Some observers have questioned whether the news on fundamentals affecting supply and demand in commodities markets has been sufficient to justify the sharp price increases in recent months. Some of these commentators have cited the actions of the Federal Reserve in reducing interest rates as an important consideration boosting commodity prices. To be sure, commodity prices did rise as interest rates fell. However, for many commodities, inventories have fallen to all-time lows, a development that casts doubt on the premise that speculative demand boosted by low interest rates has pushed prices above levels that would be consistent with the fundamentals of supply and demand. As interest rates in the United States fell relative to those abroad, the dollar declined, which could have boosted the prices of commodities commonly priced in dollars by reducing their cost in terms of other currencies, hence raising the amount demanded by people using those currencies. But the prices of commodities have risen substantially in terms of all currencies, not just the dollar. In sum, lower interest rates and the reduced foreign exchange value of the dollar may have played a role in the rise in the prices of oil and other commodities, but it probably has been a small one.

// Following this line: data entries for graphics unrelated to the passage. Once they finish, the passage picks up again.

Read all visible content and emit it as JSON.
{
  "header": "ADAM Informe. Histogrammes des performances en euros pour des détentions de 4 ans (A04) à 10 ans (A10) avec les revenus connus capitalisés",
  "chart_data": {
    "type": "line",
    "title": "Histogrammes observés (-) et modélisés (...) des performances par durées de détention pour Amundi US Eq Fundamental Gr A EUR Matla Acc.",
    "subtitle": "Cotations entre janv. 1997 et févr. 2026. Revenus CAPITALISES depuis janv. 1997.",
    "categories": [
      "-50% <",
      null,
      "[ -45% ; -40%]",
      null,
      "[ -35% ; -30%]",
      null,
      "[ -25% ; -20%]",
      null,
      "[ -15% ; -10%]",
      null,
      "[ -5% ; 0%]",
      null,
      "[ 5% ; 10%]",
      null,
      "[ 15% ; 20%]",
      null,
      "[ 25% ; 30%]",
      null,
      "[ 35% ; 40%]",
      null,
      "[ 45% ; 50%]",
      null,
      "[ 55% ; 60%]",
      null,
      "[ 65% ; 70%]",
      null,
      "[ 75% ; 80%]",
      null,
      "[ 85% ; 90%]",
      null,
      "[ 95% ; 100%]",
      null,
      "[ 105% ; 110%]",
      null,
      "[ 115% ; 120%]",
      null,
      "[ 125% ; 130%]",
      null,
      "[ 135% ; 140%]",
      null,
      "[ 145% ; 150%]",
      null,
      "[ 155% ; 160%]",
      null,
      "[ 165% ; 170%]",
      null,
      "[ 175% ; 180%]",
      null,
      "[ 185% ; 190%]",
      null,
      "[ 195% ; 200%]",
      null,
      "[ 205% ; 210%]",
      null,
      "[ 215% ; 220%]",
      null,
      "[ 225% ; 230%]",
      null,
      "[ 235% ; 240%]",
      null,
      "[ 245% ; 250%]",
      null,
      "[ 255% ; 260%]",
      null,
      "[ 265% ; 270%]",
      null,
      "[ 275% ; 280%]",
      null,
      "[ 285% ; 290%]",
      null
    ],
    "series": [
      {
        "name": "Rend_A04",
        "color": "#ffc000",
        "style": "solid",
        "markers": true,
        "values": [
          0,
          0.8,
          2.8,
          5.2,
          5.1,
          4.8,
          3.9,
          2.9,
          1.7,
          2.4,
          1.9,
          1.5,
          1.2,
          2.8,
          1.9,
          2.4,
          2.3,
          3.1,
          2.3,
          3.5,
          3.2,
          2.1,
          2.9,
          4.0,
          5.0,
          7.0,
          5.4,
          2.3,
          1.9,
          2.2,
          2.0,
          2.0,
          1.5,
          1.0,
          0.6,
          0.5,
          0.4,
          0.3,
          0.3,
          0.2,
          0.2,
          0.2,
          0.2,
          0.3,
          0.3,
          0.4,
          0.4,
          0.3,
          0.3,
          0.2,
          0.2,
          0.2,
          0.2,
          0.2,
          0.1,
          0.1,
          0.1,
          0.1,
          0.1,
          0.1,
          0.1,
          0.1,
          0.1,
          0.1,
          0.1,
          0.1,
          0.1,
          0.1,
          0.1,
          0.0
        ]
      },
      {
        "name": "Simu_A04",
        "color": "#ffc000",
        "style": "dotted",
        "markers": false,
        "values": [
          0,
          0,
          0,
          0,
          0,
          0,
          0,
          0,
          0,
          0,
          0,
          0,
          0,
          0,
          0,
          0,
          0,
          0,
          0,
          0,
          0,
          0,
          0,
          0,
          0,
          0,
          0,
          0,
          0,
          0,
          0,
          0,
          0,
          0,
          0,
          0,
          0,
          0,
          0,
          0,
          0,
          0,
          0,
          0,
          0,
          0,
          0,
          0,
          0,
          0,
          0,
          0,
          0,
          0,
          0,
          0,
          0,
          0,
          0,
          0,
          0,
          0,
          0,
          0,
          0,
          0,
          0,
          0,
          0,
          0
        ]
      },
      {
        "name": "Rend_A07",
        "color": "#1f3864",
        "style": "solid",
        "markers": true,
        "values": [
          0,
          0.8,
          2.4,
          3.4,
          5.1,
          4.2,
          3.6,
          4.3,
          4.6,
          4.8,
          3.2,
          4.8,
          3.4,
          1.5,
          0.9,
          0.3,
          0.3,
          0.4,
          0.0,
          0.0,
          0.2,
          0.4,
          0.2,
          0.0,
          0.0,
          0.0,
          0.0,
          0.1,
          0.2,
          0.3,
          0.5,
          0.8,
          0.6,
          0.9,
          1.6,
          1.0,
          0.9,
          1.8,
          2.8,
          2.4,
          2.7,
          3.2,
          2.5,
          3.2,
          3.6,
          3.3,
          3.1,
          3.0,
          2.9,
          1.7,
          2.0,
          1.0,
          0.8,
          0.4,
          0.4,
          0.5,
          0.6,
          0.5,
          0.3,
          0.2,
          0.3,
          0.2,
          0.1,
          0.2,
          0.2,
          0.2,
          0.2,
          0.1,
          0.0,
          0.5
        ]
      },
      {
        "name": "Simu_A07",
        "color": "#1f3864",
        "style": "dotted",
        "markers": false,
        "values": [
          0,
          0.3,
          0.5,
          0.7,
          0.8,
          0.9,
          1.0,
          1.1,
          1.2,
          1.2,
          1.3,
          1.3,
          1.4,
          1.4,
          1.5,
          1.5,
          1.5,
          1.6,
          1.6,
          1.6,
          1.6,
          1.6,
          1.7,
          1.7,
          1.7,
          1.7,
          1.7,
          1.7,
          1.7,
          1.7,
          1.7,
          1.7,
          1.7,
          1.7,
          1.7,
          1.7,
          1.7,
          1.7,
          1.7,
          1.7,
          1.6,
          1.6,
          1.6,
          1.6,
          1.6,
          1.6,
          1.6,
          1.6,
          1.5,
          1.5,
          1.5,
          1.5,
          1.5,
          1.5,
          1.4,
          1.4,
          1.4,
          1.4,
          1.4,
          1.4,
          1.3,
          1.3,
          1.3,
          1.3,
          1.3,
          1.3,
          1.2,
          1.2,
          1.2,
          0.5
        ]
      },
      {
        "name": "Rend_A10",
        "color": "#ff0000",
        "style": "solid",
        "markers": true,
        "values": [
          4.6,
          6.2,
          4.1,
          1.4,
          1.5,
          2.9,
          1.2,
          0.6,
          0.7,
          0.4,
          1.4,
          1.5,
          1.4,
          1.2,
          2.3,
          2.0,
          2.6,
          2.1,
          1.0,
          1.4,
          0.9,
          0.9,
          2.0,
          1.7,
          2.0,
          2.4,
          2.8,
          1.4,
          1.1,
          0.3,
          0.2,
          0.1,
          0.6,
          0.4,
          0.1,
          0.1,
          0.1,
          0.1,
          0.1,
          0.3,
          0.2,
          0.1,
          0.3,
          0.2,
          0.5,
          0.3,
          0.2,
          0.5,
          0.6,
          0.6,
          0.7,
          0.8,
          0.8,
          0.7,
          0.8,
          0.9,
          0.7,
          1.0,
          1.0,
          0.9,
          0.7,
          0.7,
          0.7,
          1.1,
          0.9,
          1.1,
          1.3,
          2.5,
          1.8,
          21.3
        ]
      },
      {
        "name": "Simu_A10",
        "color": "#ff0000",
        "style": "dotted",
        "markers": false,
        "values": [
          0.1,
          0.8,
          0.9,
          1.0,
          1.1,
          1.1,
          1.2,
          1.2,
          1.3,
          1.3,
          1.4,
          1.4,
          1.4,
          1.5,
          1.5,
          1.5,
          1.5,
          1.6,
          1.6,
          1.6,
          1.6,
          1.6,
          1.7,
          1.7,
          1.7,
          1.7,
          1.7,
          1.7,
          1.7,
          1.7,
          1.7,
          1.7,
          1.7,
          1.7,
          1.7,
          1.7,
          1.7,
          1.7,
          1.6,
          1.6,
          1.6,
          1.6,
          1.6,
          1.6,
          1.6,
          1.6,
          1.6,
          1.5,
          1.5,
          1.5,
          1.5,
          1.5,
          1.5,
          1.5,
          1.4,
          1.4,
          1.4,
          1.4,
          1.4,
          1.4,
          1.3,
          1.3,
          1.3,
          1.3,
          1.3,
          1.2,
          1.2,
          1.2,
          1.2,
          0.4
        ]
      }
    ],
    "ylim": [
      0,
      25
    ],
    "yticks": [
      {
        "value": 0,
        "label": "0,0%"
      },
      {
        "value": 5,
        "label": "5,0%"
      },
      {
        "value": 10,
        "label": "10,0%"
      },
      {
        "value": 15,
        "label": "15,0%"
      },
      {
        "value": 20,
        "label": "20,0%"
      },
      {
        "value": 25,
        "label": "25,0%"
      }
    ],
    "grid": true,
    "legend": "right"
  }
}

By my calculation, at least one third of the rise in the price of oil can be attributed directly to the decline of the dollar. This can be seen by looking at the rise in the price of oil in Euros versus the rise in the price in US Dollars. The rise in Euros has been less than the rise in dollars ergo, some of the Dollar based rise can be directly attributed to the decline of the currency. You can make your own decision about whether that effect is a "small one".

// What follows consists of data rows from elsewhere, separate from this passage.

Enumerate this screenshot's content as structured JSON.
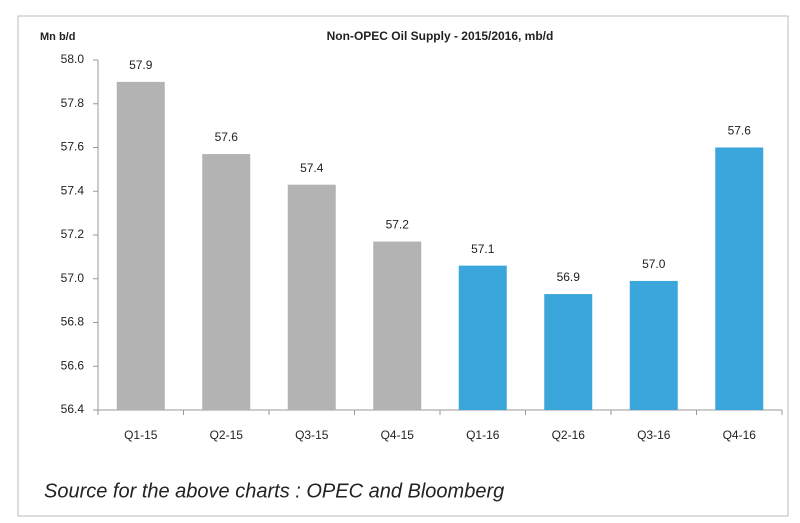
{
  "chart_data": {
    "type": "bar",
    "title": "Non-OPEC Oil Supply - 2015/2016, mb/d",
    "y_axis_label": "Mn b/d",
    "source": "Source for the above charts : OPEC and Bloomberg",
    "categories": [
      "Q1-15",
      "Q2-15",
      "Q3-15",
      "Q4-15",
      "Q1-16",
      "Q2-16",
      "Q3-16",
      "Q4-16"
    ],
    "values": [
      57.9,
      57.57,
      57.43,
      57.17,
      57.06,
      56.93,
      56.99,
      57.6
    ],
    "value_labels": [
      "57.9",
      "57.6",
      "57.4",
      "57.2",
      "57.1",
      "56.9",
      "57.0",
      "57.6"
    ],
    "colors": [
      "#b3b3b3",
      "#b3b3b3",
      "#b3b3b3",
      "#b3b3b3",
      "#3aa6dc",
      "#3aa6dc",
      "#3aa6dc",
      "#3aa6dc"
    ],
    "ylim": [
      56.4,
      58.0
    ],
    "yticks": [
      56.4,
      56.6,
      56.8,
      {
        "value": 57.0,
        "label": "57.0"
      },
      57.2,
      57.4,
      57.6,
      57.8,
      {
        "value": 58.0,
        "label": "58.0"
      }
    ],
    "grid": false
  }
}
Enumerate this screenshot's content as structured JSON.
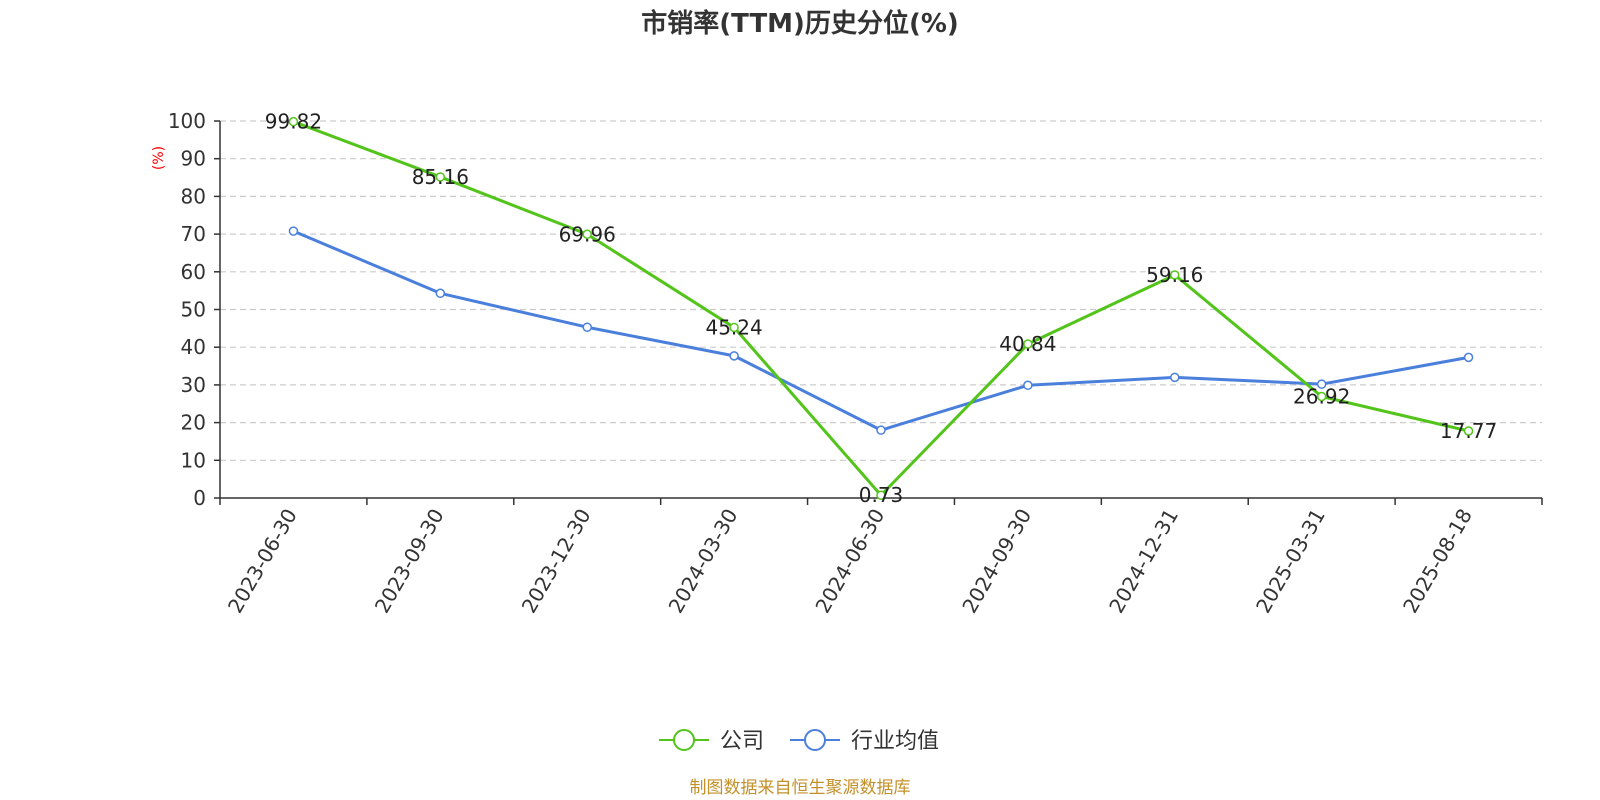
{
  "chart_data": {
    "type": "line",
    "title": "市销率(TTM)历史分位(%)",
    "ylabel": "(%)",
    "xlabel": "",
    "ylim": [
      0,
      100
    ],
    "yticks": [
      0,
      10,
      20,
      30,
      40,
      50,
      60,
      70,
      80,
      90,
      100
    ],
    "grid": true,
    "legend_position": "bottom",
    "categories": [
      "2023-06-30",
      "2023-09-30",
      "2023-12-30",
      "2024-03-30",
      "2024-06-30",
      "2024-09-30",
      "2024-12-31",
      "2025-03-31",
      "2025-08-18"
    ],
    "series": [
      {
        "name": "公司",
        "color": "#52c41a",
        "values": [
          99.82,
          85.16,
          69.96,
          45.24,
          0.73,
          40.84,
          59.16,
          26.92,
          17.77
        ],
        "labels": [
          "99.82",
          "85.16",
          "69.96",
          "45.24",
          "0.73",
          "40.84",
          "59.16",
          "26.92",
          "17.77"
        ]
      },
      {
        "name": "行业均值",
        "color": "#4a7fdc",
        "values": [
          70.8,
          54.3,
          45.3,
          37.7,
          18.0,
          29.9,
          32.0,
          30.2,
          37.3
        ]
      }
    ],
    "source": "制图数据来自恒生聚源数据库"
  }
}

But this exercise only captures part of the reason commodity prices have risen. Jeffrey Frankel responds to Kohn in this article from Vox. The explanation is backed up by data and quite persuasive although anyone not really interested in economics might find it a bit complex.
I think Kohn and Frankel are both missing part of the equation though (not that I have the economic bona fides of either) when they don't look at the effect US monetary policy has had on other economies with currencies linked to the dollar. Kohn rightly points out that "emerging market economies have increased demand for many of these commodities and world supply has not kept pace with this growing demand". Many economists and other commentators have pointed to increased demand from China to explain the rise in demand and prices of commodities. But how much of that excess demand was driven by an aggressively expansive US monetary policy? The Chinese currency is linked to the US dollar and therefore US monetary policy has a direct impact on the Chinese economy. How much did the US policy of negative real interest rates affect the growth rate of the Chinese economy (and any other country with a currency linked to the dollar) over this decade? My guess is quite a lot.